The pan-European STOXX 600 was up 0.3 percent by 0930 GMT and Germany’s trade-sensitive DAX rose 0.5 percent. The STOXX hit 373.18 in early deals, its highest since Oct. 10.
Trump said on Sunday he would delay the March 1 deadline for a tariff increase after “productive” trade talks and that he and Chinese President Xi Jinping would meet to seal an agreement if progress continued.
Auto shares jumped 1.6 percent to their highest since early November and basic-resources stocks rose 0.9 percent as the tariff reprieve triggered relief for companies most at risk from slower global trade.
Car-parts makers Valeo and Faurecia were among the top performers, up 2.6 to 3.4 percent. Steel companies Arcelormittal and Norsk Hydro and commodity trader Glencore all rose more than 2 percent.
Investors stayed cautious, though.
“I believe the easiest part is done,” said Stephane Ekolo, fundamental analyst at Unigestion in Geneva. “I believe Mr Trump has oversold the positive aspects of the discussions ... the overall deal will be less impressive than what the Chinese and especially Mr Trump are saying about it.”

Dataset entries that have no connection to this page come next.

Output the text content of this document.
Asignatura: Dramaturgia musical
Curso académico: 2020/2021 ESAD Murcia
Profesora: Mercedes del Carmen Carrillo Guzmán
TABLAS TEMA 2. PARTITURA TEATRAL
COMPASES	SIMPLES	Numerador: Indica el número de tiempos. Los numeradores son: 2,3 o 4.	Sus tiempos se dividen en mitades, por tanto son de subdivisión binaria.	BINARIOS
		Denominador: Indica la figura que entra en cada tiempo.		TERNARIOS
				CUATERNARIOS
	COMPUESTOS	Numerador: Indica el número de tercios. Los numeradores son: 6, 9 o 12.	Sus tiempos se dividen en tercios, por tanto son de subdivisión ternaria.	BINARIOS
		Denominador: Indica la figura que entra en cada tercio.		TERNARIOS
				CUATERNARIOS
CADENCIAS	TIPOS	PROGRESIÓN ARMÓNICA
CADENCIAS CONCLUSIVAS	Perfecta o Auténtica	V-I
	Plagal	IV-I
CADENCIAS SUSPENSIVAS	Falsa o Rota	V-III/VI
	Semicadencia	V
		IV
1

Disappointing results drove some significant declines. Shares in Bank of Ireland dropped 7.5 percent after the bank cut its outlook for 2019 and reported a weaker fourth-quarter net interest margin (NIM).
“A weaker Q4 NIM and a lower outlook for 2019 weigh on near-term forecasts, while guided regulatory capital consumption is higher than anticipated,” wrote Davy Research analysts.
Covestro shares fell 3.7 percent after the German chemicals group said its 2019 core earnings may fall as low as half of last year’s level.
Overall, fourth-quarter earnings have been disappointing, and analysts have been steadily cutting their expectations for European earnings growth.
However, Italy’s FTSE MIB outperformed the market, climbing 1 percent as government bonds jumped after Fitch affirmed the country’s BBB credit rating.
Shares in banks, which have significant government bond holdings, jumped 2.3 percent.
M&A was also a driver: French healthcare company Ipsen fell 2 percent after agreeing to buy U.S. peer Clementia Pharmaceuticals in a deal worth up to $1.31 billion.
PostNL surged 9.6 percent, set for its best day in more than two years, after saying it planned to buy its main rival Sandd for an estimated 130 million euros.
Chipmaker AMS climbed 6.6 percent to the top of the STOXX after it introduced a new component for mobile 3D sensing applications.